新・秋山久蔵御用控〈十九〉 飾結び 藤井邦夫
飾結び 秋山久蔵は、口入屋「戎屋」を睨んでいる女を見た。女・佐奈の夫・村岡信一郎は、戎屋の斡旋で旗本に仕官がなった矢先、商人と喧嘩沙汰になり斬り殺し自死していた。信一郎の衿に菊結びの飾り結びが縫い込んであった。
戎屋の主が殺された。佐奈を見張る。寺の家作に住む、浪人・信一郎の弟・村岡恭次郎の所に行く。
旗本・榊原主水正と用人・岡田内蔵助は、献残屋香梅堂から千利休の茶碗を借り、返したくなく信一郎に、酔わせ無礼討ちにするよう命じた。そして切腹させた。そのために仕官させたのだった。
佐奈の呼び出しに応じた岡田は、家臣と共に佐奈を連れ去ろうとした。恭次郎が現れ佐奈を守り逃がすが、背中を斬られる。由松たちが呼ぶ子笛を吹く。
恭次郎は戎屋を殺したのは自分だと言い亡くなった。
秋山は、榊原家ですべてを知っていると言い、後のことを委ねるが、岡田に切腹させ終わろうとするため、全てを評定所に届ける。榊原主水正は切腹、家録は四千から二千になった。
雲海坊 雲海坊と同じ長屋の良吉が呉服屋に奉公に出た。母親は、病弱で養生所に入れた。大工だった父親は怪我をして仕事を辞め、博打と酒にのめり込んでいる。父親は盗賊に脅され、大工だった頃に建てた風華堂の図面を渡した。やってきた盗賊は、役人がいることを知り帰った。盗賊の首領は、使い手の侍だった。

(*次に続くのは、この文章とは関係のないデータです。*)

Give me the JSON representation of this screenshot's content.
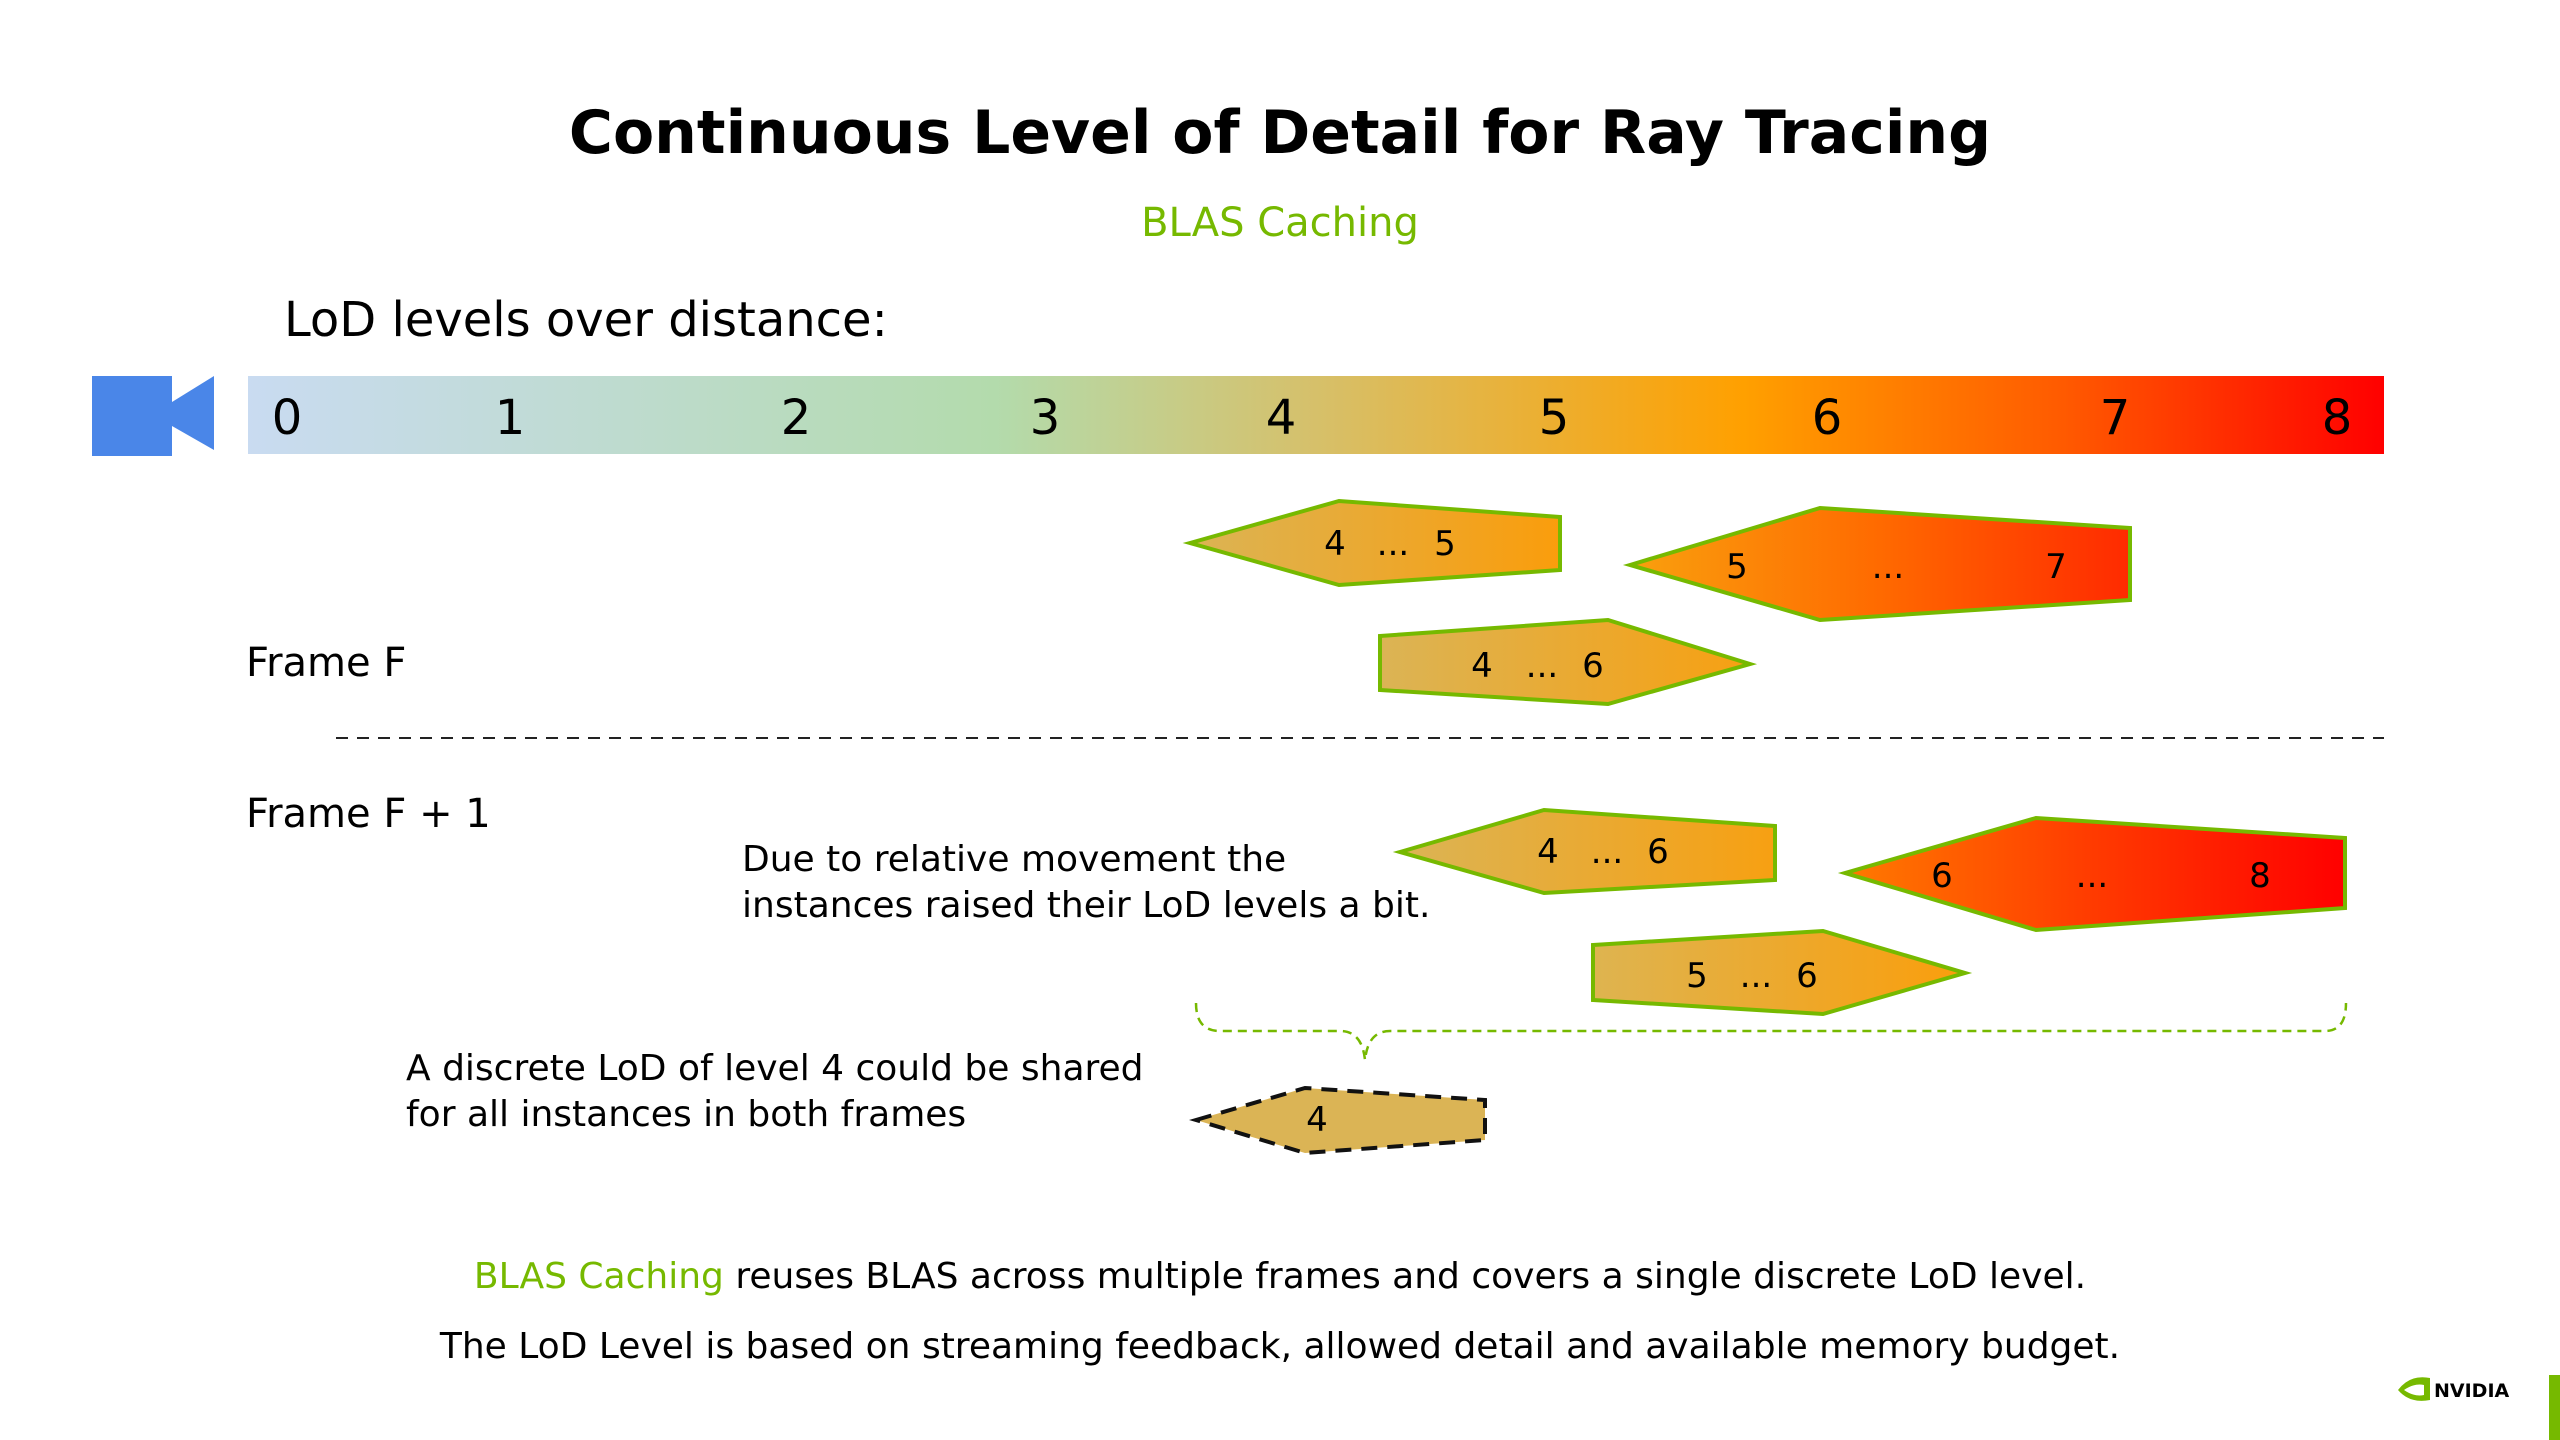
{
  "title": "Continuous Level of Detail for Ray Tracing",
  "subtitle": "BLAS Caching",
  "lod_heading": "LoD levels over distance:",
  "scale_numbers": [
    "0",
    "1",
    "2",
    "3",
    "4",
    "5",
    "6",
    "7",
    "8"
  ],
  "frame_f_label": "Frame F",
  "frame_f1_label": "Frame F + 1",
  "frame_f_shapes": [
    {
      "from": "4",
      "ellipsis": "...",
      "to": "5"
    },
    {
      "from": "5",
      "ellipsis": "...",
      "to": "7"
    },
    {
      "from": "4",
      "ellipsis": "...",
      "to": "6"
    }
  ],
  "frame_f1_shapes": [
    {
      "from": "4",
      "ellipsis": "...",
      "to": "6"
    },
    {
      "from": "6",
      "ellipsis": "...",
      "to": "8"
    },
    {
      "from": "5",
      "ellipsis": "...",
      "to": "6"
    }
  ],
  "movement_note": {
    "line1": "Due to relative movement the",
    "line2": "instances raised their LoD levels a bit."
  },
  "shared_note": {
    "line1": "A discrete LoD of level 4 could be shared",
    "line2": "for all instances in both frames"
  },
  "shared_shape_label": "4",
  "footer": {
    "highlight": "BLAS Caching",
    "line1_rest": " reuses BLAS across multiple frames and covers a single discrete LoD level.",
    "line2": "The LoD Level is based on streaming feedback, allowed detail and available memory budget."
  },
  "logo_text": "NVIDIA",
  "colors": {
    "accent_green": "#76b900",
    "camera_blue": "#4a86e8",
    "gradient": [
      "#c6d9f1",
      "#b5dba3",
      "#f59e0b",
      "#ff0000"
    ]
  }
}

盗賊・甚八に手伝いを頼まれた良吉は、大声を出した。匕首を持った甚八を見た良平は、良吉を庇い刺された。甚八は捕まった。音無しの権兵衛一味は捕まった。権兵衛は久蔵に斬られた。素性は不明のまま。良平は亡くなった。
お使い 秋山大助が、向島の弥平次のところに使いに行く。弥平次と大助は、女を勾引かす現場を見る。浪人に邪魔をされ駕籠は遠ざかった。大助は追った。弥平次は、勾引かされたのが大黒堂の内儀だと突き止め、木戸番に幸吉に伝わるよう手紙を託した。勇次たちは、大助を探した。長七は奉行所の神崎に伝えた。秋山に伝わった。

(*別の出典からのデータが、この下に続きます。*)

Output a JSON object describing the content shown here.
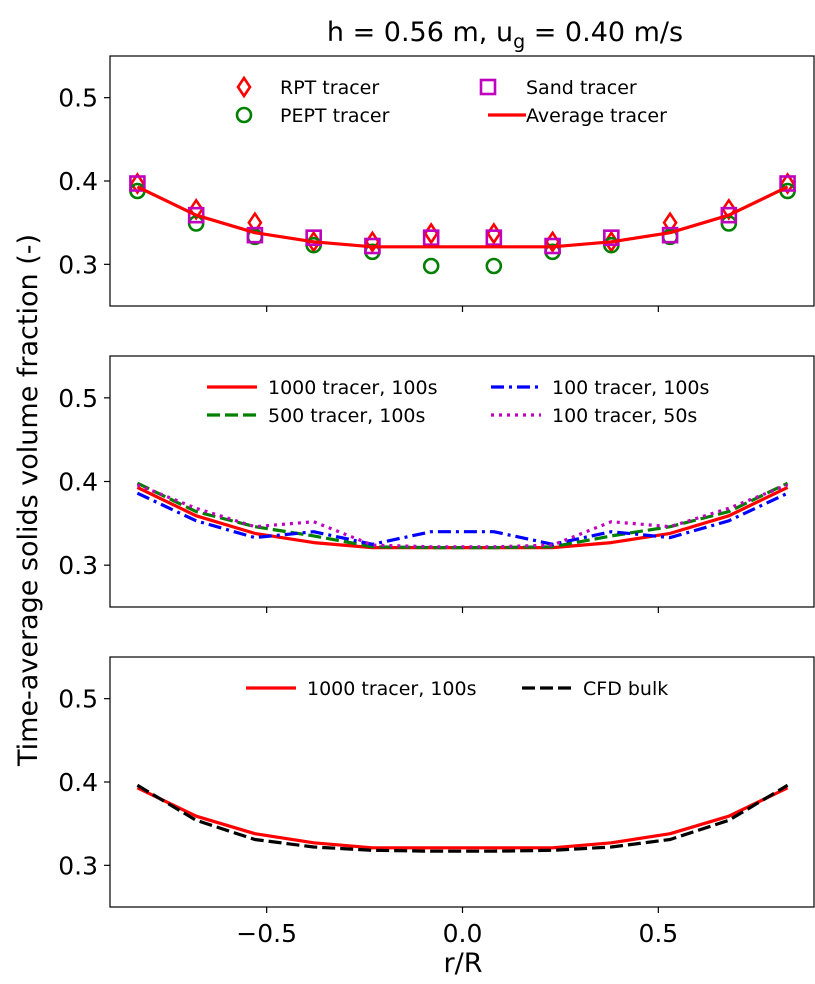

勾引かし仲間の浪人に斬りつけられ大助は駕籠を見失ったが、由松が付いていた。
弥平次は大黒堂へ行く。主は去年亡くなり内儀と番頭で店を続けていた。
駕籠は牛込水道町の潰れた料理屋へ入った。持ち主は佐久町の質屋、住んでいるのは隠居。
久蔵も現れ踏み込み捕まえた。犯人は、元大黒堂の内儀・とみだった。とみは十年前、金遣い人使いが荒く大黒堂のためにならないと離縁されていた。とみは内儀に大黒堂を譲ると証文を書けと迫っていた。潰れた料理屋の持ち主の質屋の主は、とみの弟だった。いずれは自分の物にするつもりだった。
籠り者 印半纏を着た職人が、木戸番のおかみさんを人質にして木戸番屋に籠った。天神一家の巳之吉を連れてこいという要求を出した。幸吉たちは、巳之吉を調べる。犯人・文吉のことを調べる。
文吉が一緒になるはずだった娘・きよ。きよの父親が博打で借金を作り首を括って亡くなった。きよは借金のかたに連れて行かれた。連れて行ったのは巳之吉だった。探し出した巳之吉からきよの行き先を聞き出し、岡場所から奉公に出されるきよを止める。文吉は捕まった。人質にしたおかみさんは、きよの叔母だった。
旗本の隠居の頼みで、若い娘を手に入れるため如何様で借金を作らせ娘を手放すよう仕向けられていた。巳之吉と松木楼の主は人買いの罪で遠島、旗本の当主に度を越すと評定所に届けると伝えた。隠居は屋敷に戻った。
文吉は江戸所払いになった。高輪の木戸にきよがいた。二人で旅立った。